A Bleacher Report profile detailed Lewis's post-NFL life, noting that he suffers from the post-traumatic effects of concussions. He is currently the President of Southeast Exhibits and Metro Retail Solutions for Metro Exhibits.

===Financial problems===

In April 2010, Lewis filed for bankruptcy in Georgia listing $14.5 million in assets and $10.6 million in debts including a judgement of more than $350,000 on a loan defaulted from the bank whose name hangs over the Ravens' stadium.

On October 31, 2011, Regions Bank filed suit against Lewis over an unpaid $660,000 loan.

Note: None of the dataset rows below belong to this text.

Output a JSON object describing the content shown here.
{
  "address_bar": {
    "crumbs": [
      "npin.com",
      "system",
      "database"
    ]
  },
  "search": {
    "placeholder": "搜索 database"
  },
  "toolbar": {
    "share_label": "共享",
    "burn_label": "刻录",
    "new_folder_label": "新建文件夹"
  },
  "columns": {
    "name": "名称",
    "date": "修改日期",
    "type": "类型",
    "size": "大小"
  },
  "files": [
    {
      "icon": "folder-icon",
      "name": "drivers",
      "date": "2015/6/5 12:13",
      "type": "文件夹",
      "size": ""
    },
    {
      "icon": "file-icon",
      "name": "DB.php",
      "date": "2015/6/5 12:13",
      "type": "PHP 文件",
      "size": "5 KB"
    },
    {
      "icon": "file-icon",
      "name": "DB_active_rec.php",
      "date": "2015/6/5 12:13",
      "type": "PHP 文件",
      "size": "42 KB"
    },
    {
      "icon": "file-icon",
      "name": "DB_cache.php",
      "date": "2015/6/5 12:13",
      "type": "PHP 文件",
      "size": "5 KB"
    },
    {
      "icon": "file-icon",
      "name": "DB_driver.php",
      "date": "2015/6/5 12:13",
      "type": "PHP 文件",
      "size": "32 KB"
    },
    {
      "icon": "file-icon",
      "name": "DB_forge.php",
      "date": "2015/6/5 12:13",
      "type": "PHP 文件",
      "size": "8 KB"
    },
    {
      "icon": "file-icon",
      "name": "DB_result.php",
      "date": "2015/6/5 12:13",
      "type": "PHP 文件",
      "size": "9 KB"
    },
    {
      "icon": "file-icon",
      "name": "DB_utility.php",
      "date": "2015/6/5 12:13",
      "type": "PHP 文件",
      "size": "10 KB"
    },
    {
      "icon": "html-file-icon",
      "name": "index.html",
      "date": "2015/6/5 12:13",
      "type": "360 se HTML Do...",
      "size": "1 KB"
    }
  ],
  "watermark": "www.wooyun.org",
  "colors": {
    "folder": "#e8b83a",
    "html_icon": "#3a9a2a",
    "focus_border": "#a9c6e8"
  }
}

On February 8, 2015, a championship ring from Super Bowl XLVII that Lewis had owned was sold at auction for more than $50,000. Lewis had received the ring from Baltimore Ravens owner Stephen Bisciotti in honor of his status as one of the all-time great Ravens players. According to the Ravens organization, Lewis sold the ring due to financial difficulties.